6 Convolutional Neural Networks

Convolutional Neural Networks, or convnets, are a type of neural net used for grid-type data, like images, timeseries or even text.

They are inspired by the organisation of the visual cortex and mathematically based on a well understood signal processing tool: signal filtering by convolution.

Convnets gained popularity with LeNet-5, a pioneering 7-level convolutional network by LeCun et al. (1998) that was successfully applied on the MNIST dataset. They were also at the heart of Alexnet, AlexNet (Alex Krizhevsky et al., 2012), the network that started the deep learning revolution.

6.1 Convolution Filters

A Smarter Way to Process Grid-Type Tensors

Recall that in dense layers, as in Figure 6.1, every unit in the layer is connected to every unit in the adjacent layers.

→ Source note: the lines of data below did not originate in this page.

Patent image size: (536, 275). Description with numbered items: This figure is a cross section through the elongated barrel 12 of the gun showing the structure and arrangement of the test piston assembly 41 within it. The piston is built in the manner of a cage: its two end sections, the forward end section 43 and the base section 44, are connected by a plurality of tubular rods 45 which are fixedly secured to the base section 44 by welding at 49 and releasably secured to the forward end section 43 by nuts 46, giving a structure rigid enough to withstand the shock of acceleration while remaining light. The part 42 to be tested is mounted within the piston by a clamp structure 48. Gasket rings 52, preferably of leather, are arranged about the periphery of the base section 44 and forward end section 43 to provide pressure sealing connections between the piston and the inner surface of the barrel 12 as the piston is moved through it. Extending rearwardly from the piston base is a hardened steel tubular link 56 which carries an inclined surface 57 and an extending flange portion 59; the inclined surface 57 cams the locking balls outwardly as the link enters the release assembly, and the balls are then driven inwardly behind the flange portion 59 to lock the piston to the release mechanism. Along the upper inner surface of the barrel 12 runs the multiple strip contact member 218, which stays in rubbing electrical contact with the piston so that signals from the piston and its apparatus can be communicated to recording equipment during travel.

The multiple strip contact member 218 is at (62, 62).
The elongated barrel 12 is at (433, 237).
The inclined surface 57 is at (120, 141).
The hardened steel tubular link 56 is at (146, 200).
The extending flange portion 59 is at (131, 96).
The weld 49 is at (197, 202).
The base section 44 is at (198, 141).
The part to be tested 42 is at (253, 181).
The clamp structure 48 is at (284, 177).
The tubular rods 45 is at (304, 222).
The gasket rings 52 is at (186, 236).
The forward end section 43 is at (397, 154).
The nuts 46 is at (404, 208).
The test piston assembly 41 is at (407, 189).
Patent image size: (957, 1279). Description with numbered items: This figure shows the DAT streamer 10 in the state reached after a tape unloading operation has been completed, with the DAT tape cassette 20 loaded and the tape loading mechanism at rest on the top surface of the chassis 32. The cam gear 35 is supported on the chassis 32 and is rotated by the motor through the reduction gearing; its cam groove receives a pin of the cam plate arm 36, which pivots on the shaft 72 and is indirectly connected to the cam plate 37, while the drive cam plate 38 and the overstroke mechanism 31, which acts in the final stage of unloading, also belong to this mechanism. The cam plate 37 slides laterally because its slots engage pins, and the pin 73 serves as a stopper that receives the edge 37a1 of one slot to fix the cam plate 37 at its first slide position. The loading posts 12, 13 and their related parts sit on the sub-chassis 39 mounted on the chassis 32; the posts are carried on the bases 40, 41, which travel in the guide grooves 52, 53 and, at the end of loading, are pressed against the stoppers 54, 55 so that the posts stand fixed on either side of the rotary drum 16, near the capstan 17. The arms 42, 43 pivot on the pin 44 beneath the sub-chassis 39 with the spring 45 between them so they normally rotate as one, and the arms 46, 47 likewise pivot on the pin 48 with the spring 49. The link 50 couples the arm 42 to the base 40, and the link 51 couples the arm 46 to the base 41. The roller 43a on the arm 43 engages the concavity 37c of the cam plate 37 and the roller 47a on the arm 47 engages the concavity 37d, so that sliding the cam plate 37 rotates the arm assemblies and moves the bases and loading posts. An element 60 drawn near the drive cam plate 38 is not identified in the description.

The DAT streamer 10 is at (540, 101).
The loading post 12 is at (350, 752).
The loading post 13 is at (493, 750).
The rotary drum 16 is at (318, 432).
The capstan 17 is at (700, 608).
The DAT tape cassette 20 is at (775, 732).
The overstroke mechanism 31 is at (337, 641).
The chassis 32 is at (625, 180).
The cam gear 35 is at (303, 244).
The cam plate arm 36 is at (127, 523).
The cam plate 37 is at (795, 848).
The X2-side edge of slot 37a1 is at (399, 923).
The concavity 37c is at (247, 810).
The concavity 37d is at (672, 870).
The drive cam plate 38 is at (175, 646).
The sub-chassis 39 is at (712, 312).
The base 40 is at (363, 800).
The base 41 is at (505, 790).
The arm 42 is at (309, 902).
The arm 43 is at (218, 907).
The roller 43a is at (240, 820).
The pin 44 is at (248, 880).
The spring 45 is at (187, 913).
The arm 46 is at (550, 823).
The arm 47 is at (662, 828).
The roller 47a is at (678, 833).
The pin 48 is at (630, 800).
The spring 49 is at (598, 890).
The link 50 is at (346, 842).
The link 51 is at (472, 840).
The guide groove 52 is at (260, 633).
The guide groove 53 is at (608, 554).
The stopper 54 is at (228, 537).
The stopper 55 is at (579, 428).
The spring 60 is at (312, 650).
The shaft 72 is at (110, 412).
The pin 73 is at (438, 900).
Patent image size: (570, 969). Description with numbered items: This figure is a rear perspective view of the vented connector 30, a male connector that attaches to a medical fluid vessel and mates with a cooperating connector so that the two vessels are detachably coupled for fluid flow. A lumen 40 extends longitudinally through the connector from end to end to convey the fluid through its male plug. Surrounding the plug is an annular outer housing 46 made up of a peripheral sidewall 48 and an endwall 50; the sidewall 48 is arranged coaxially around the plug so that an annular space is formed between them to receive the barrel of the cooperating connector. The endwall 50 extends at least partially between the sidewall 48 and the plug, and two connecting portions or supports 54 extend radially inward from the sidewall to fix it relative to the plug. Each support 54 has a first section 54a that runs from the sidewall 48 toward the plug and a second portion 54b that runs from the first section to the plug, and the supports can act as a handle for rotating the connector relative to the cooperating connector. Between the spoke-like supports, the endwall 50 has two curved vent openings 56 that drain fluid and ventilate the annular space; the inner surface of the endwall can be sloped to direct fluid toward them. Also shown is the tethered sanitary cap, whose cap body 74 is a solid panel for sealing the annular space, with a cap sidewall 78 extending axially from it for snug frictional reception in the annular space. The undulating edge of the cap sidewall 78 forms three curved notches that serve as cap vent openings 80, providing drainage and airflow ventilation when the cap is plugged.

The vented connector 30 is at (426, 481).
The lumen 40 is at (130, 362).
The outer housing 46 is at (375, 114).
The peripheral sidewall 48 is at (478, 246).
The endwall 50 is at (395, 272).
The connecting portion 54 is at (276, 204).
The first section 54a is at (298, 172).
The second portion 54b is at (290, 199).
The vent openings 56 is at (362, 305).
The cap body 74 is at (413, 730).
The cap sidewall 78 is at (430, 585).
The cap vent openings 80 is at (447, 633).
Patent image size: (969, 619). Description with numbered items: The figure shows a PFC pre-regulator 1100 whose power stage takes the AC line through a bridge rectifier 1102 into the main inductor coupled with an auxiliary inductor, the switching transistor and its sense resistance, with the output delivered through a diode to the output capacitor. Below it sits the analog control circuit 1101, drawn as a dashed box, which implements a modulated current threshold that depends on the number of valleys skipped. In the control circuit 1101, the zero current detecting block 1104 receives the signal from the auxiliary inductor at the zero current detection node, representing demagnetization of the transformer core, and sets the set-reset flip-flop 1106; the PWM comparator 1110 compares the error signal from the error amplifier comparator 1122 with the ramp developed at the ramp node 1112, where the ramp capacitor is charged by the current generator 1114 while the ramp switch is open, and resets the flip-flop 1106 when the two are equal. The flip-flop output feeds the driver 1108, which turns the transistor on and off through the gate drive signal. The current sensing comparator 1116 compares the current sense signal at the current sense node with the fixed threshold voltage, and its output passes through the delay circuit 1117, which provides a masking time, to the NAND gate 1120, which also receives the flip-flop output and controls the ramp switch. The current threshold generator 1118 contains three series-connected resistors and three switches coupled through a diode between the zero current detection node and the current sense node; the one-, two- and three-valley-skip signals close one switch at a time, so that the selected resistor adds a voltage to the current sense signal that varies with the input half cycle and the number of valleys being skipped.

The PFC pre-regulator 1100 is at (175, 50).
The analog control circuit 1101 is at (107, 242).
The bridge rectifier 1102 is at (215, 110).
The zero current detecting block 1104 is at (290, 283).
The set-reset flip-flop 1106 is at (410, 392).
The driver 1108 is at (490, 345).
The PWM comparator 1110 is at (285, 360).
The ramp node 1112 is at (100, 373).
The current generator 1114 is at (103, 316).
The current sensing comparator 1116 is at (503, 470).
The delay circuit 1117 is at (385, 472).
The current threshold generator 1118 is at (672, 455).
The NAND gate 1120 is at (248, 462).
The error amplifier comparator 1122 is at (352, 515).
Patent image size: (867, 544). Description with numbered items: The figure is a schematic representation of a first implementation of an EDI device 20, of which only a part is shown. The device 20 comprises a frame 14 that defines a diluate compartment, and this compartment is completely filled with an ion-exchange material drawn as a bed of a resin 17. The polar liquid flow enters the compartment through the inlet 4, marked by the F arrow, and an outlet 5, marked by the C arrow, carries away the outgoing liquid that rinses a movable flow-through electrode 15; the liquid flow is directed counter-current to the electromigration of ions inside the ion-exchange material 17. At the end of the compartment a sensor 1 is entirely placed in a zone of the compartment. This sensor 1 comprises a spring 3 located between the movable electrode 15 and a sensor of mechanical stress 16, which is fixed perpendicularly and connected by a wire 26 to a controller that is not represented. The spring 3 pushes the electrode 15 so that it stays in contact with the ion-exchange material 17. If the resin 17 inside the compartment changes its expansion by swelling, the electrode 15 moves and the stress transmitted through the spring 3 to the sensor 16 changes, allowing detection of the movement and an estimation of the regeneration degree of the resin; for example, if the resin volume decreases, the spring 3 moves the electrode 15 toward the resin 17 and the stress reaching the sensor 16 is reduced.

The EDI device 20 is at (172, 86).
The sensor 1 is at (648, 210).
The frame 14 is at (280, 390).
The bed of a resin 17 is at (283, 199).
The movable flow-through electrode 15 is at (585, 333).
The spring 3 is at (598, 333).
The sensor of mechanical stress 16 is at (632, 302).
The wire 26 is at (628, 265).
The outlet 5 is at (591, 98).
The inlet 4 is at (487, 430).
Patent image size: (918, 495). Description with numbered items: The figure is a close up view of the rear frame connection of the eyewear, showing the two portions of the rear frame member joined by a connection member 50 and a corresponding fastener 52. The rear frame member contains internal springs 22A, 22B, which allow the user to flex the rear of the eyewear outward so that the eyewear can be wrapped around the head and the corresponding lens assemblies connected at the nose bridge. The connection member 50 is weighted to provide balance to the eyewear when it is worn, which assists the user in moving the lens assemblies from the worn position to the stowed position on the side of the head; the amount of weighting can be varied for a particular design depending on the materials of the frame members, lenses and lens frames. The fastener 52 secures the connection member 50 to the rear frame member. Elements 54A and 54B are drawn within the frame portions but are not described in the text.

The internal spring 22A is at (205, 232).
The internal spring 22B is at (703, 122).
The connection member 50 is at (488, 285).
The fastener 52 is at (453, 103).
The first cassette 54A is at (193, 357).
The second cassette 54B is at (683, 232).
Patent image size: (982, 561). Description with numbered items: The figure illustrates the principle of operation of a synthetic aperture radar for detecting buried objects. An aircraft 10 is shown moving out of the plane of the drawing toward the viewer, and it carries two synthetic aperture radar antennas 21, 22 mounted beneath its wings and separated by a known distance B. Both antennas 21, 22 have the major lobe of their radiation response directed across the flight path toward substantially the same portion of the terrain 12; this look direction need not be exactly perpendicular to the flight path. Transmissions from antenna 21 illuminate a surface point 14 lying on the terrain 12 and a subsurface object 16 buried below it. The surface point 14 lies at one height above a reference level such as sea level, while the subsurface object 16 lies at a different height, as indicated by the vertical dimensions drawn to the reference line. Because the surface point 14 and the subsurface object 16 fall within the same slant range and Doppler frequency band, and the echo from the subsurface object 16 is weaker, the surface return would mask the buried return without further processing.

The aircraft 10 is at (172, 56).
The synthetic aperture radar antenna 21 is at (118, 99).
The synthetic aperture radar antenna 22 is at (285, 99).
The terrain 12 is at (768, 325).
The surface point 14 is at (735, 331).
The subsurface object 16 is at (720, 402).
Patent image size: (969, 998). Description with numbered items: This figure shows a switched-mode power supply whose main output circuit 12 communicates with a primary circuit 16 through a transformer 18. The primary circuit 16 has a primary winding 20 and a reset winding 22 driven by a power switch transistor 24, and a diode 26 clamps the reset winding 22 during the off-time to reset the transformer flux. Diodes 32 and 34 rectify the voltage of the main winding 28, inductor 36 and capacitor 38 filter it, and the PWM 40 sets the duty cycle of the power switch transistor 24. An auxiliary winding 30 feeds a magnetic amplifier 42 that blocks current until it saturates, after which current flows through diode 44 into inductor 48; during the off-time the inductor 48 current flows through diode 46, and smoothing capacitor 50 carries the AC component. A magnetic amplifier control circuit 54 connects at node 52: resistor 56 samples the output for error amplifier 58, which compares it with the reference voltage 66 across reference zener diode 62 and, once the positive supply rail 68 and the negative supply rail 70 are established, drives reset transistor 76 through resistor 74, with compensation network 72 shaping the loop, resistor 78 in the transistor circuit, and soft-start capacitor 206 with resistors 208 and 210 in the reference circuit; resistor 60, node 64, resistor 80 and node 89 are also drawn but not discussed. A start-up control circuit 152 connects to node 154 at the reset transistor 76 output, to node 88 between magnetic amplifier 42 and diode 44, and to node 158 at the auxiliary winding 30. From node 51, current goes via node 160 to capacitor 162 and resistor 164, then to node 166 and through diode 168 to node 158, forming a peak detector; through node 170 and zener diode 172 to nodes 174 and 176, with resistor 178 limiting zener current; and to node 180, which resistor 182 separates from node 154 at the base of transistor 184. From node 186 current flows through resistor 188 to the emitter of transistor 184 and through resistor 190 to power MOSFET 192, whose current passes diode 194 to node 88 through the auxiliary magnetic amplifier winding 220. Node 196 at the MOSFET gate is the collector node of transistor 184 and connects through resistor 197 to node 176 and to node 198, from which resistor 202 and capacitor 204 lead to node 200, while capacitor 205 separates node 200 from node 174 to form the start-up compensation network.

Figure 6.1: Deep Neural Network in a Multi-Layer Perceptron Layout.

When the input is an image (as in the MNIST dataset), each pixel in the input image corresponds to a unit in the input layer. For an input image of dimension width by height pixels and 3 colour channels, the input layer will be a multidimensional array, or tensor, containing (3 \times {\tt height}\times {\tt width}) input units.

If the next layer is of the same size, then there are up to (3 \times {\tt height}\times {\tt width})^2 weights to train, which can become very large very quickly.

With a fully connected layer, the spatial structure of the image tensor is not taken advantage of.

It is known, for instance, that pixel values are usually more related to their neighbours than to far away locations. This needs to be taken advantage of.

This is what is done in convolutional neural networks, where the units in the next layer are only connected to their neighbours in the input layer. In this case the neighbourhood is defined as a 5\times 5 window.

Figure 6.3: Convolution only involves local relationship within some neighbourhood (here a 5 \times 5 neighbourhood).

Moreover, the weights are shared across all the pixels. That is, the weights in convnets are associated to the relative positions of the neighbours and shared across all pixel locations.

Let us see how they are defined. Denote the units of a layer as u_{i,j,k,n}, where n refers to the layer, i,j to the coordinates of the pixel and k to the channel of consideration.

The logit for that neuron is defined as the result of a convolution filter:

\mathrm{logit}_{i, j, k, n} = w_{0,k,n} + \sum_{a=-h_1}^{h_1}\sum_{b=-h_2}^{h_2}\sum_{c=1}^{h_3} w_{a,b,c,k,n} u_{a+i,b+j,c,n-1}

where h_1 and h_2 correspond to half of the dimensions of the neighbourhood window and h_3 is the number of channels of the input image for that layer. (Some may have noted that this is in fact not the formula for convolution but instead the formula for cross-correlation. Since convolution is just a cross-correlation with a mirrored mask, most neural networks platforms simply implement the cross-correlation so as to avoid the extra mirroring step. Both formulas are totally equivalent in practice).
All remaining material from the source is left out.